Malgré sa jambe gauche paralysée (qu’il utilise aussi comme jambe « mitrailleuse »), Grigris se voit déjà à l’affiche en tant que danseur professionnel. Dans le film, il y a encore une deuxième personne qui ose rêver : c’est Mimi, une jeune prostituée qui veut devenir mannequin. Leurs destins se croisent quand elle a besoin des photos pour une candidature. Elle se rend alors au magasin d’un tailleur-photographe qui s’avère être le beau-père de Grigris. Leur histoire commune commence …et leurs problèmes aussi.
 
Pour payer le séjour à l’hôpital de son beau-père, Grigris embarque chez les trafiquants d’essence qui, au péril de leur vie, traversent la frontière entre le Cameroun et le Tchad, avant de passer par les égouts pour entrer en ville. Afin d’obtenir les 700 000 francs CFA nécessaires pour les médicaments, il détourne quelques bidons. Haroun dépeint une société dans laquelle il faut trahir pour rester humain. Et derrière les grands principes se cache toujours l’hypocrisie. Comme les malfrats qui forcent Grigris à jurer sur le Coran qu’il n’a pas volé la marchandise.
 
Une perruque afro pour cacher la « tâche »
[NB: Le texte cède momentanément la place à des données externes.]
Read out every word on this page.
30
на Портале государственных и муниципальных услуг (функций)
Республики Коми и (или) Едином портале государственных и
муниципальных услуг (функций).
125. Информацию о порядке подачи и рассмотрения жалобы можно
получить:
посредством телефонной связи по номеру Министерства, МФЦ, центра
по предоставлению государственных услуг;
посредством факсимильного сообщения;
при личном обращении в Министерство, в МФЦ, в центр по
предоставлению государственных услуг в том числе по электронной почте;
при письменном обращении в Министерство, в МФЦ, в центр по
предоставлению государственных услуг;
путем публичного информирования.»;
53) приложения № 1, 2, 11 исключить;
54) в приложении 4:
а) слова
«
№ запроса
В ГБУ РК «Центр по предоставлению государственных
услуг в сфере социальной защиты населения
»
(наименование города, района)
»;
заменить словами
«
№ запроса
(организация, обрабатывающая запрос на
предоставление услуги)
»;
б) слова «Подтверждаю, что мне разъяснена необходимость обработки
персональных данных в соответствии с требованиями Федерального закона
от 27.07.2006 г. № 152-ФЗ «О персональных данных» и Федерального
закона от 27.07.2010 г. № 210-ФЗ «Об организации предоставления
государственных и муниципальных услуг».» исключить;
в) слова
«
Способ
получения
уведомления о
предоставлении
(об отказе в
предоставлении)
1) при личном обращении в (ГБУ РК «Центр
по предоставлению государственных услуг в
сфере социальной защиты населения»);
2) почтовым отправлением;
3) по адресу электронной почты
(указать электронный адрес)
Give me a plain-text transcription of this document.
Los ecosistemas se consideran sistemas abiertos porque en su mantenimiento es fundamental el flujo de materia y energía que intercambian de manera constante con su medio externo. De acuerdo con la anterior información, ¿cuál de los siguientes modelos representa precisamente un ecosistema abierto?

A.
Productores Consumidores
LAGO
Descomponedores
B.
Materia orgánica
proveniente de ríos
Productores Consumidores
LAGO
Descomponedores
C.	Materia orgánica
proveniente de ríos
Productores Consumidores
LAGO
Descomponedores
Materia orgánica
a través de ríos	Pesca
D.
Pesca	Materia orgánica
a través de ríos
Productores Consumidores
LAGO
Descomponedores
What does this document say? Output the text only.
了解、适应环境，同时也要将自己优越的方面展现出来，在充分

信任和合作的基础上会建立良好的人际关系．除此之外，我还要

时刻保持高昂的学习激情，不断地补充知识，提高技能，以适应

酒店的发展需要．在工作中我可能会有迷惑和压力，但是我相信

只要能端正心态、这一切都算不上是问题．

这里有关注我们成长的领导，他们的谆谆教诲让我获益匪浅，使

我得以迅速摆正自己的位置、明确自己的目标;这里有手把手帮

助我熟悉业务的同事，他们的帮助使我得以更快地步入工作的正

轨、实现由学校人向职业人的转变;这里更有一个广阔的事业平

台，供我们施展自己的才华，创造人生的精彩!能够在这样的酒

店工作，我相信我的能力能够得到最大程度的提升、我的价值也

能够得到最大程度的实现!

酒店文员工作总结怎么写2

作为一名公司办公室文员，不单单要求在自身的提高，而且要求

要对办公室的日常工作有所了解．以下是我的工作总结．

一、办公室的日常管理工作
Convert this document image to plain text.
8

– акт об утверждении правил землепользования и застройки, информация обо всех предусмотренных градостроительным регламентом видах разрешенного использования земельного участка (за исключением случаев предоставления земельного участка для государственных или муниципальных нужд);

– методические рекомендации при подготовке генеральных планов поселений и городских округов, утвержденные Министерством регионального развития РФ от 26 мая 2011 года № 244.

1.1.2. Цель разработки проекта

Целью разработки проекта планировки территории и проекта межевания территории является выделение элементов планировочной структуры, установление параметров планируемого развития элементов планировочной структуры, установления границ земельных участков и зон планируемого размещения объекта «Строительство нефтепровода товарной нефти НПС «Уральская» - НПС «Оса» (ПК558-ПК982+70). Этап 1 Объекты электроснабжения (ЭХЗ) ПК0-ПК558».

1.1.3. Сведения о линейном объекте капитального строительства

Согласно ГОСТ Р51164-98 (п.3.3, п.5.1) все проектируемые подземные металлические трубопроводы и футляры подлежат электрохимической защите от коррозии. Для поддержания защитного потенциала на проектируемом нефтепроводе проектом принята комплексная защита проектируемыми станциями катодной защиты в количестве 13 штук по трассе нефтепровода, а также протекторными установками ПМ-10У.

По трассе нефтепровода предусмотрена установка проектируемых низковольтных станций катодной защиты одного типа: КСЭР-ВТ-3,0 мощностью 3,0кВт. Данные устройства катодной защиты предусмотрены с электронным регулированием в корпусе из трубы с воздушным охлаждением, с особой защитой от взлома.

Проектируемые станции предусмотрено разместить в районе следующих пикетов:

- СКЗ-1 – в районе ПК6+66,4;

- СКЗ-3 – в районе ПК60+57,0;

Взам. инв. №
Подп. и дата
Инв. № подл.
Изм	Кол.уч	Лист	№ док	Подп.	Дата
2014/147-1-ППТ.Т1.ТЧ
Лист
Comme les choses ne s’arrangent pas, les deux amoureux sont obligés de fuir la ville. C’est dans le village de son enfance que Mimi peut enfin devenir « une femme comme les autres ». Fini la perruque afro pour cacher la « tâche » du métissage, son père inconnu d’origine française. Et Grigris aussi arrive enfin se mettre véritablement sur ses deux pieds.

Mahamat-Saleh Haroun nous offre des vues rares d’un pays inconnu : une traversée des rues et de l’univers nocturne de la capitale, le vivre ensemble en ville et dans les villages. Comme Grigris qui fait apparaître le nouveau visage de Mimi (Anaïs Monory) dans son laboratoire photo, Haroun, avec sa caméra, rend visible les souterrains de la société tchadienne, la profondeur des visages et des paysages : des marginaux jusqu’à la solidarité des femmes au village qui savent garder un secret mortel. Parfois trop construite, la mise en scène peine à convaincre. Reste l’essentiel : l’histoire, les images et un danseur hors norme (Souleymane Démé), prêt à se cogner la tête et à manger le feu pour donner chair à la vie.